Espaço 2021
Estaríamos pelos finais dos anos setenta do século passado, e nas salas meio arruinadas do Convento das Chagas, hoje a ilustre Pousada de Vila Viçosa, a nossa catequista pedia-nos para termos cuidado com as brincadeiras, sobretudo, porque aquele hábito de rodopiarmos sobre nós próprios para imitarmos a Maya do Espaço 1999, transformando-nos num animal qualquer, provocava-nos, isso sim, umas valentes tonturas, e nós acabávamos por cair sobre algum monte de entulho que servia de “Eagle 1”, a nossa nave, onde sob as ordens do Capitão Koening e da Doutora Helen Russel, viajávamos pelo espaço.
Ontem, vinte
e dois anos depois do mítico 1999, e alguns mais desde essas brincadeiras,
juntei-me com a minha catequista na missa das onze na igreja de Nossa Senhora
da Conceição.
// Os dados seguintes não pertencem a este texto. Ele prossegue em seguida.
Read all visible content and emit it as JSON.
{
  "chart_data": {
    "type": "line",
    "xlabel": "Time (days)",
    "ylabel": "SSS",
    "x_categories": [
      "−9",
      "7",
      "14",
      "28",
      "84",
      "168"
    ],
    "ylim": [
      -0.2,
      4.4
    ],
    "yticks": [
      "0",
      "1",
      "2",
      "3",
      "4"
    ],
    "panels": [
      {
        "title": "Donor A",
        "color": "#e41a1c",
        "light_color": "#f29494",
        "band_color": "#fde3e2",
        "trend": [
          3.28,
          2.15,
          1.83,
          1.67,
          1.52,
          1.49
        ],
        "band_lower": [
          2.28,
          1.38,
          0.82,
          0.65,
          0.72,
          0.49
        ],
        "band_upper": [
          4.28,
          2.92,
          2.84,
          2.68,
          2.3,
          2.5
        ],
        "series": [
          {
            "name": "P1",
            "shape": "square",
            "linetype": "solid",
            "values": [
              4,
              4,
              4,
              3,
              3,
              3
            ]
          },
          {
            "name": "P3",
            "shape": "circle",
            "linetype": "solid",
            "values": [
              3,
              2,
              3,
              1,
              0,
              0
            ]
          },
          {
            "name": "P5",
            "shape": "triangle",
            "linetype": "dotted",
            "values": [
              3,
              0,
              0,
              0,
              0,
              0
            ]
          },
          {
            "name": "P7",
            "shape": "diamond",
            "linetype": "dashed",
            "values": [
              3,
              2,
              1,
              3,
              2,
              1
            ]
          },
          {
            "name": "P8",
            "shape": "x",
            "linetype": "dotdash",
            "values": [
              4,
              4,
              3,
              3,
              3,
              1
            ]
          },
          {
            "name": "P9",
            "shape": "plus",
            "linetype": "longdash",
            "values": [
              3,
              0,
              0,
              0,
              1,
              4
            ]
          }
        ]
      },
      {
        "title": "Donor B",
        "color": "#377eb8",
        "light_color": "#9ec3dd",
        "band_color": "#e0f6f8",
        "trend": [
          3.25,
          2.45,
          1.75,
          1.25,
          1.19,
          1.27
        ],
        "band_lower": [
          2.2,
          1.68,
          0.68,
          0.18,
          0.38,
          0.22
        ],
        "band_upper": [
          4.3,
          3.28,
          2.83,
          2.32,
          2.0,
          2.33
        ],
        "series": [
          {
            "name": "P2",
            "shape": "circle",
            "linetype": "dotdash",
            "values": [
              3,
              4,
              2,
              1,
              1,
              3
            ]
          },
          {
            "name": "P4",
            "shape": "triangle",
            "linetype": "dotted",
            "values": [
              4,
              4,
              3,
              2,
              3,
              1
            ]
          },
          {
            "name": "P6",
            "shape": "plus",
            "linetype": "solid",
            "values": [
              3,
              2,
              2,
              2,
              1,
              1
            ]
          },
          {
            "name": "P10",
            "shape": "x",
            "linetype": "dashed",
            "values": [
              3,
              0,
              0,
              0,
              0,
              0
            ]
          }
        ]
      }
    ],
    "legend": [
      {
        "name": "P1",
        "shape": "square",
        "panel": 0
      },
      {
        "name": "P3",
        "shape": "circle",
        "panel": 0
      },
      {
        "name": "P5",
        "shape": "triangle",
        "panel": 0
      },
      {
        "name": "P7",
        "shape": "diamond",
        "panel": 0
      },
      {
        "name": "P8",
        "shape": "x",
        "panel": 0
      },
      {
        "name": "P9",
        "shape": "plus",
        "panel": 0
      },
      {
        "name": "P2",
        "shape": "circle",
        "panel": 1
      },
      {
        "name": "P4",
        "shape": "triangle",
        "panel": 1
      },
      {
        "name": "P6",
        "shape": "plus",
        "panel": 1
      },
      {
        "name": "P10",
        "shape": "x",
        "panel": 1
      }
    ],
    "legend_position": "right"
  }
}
Ela, a minha querida Dona Bárbara Elisa, celebrava os seus
bonitos 94 anos, e eu, desde o coro, e com a ajuda da minha amiga Madalena
Barros, também da leva extraordinária dessas brincadeiras no Convento da
Chagas, cuidávamos da transmissão da eucaristia nas redes sociais, voando muito
mais depressa do que com qualquer “Eagle”, por mais sofisticada e criativa que a
inventássemos sobre um monte de entulho.
Não
resistimos a comentar, divertidos, estas coincidências.
A idade, de
facto, não existe, e o importante será sempre a forma como agarramos o tempo
para o fazermos nosso, voando depois, por entre o ímpeto de uma maior ou menor
ilusão, até ao cais que o coração nos diga.
À saída da
missa felicitei a minha catequista, e pedi-lhe para ter cuidado e não cair,
porque as bengalas às vezes resvalam na pedra demasiado polida.
Com quem
aprendi eu esta frase e o cuidado que ela pressupõe?
O afeto é
uma via com dois sentidos, e os nossos melhores amigos, aqueles que são a gente
que permanece porque se constituem a proteína da alma, nunca nos dizem para não
“viajar”, preocupando-se, isso sim, em dar-nos alento para não cairmos e
podermos chegar, por muito que se vislumbre a vertigem de uma ilusão.
E toda esta
tanta vida, quer no Convento das Chagas ou ontem, na Igreja de Nossa Senhora da
Conceição, sob o Olhar o e a “pretexto” da mesma fé que nos convida a sermos
maiores e melhores.
Nunca desdenhem
do impossível, porque ele só oferece certezas a quem não crê e não ousa sonhar.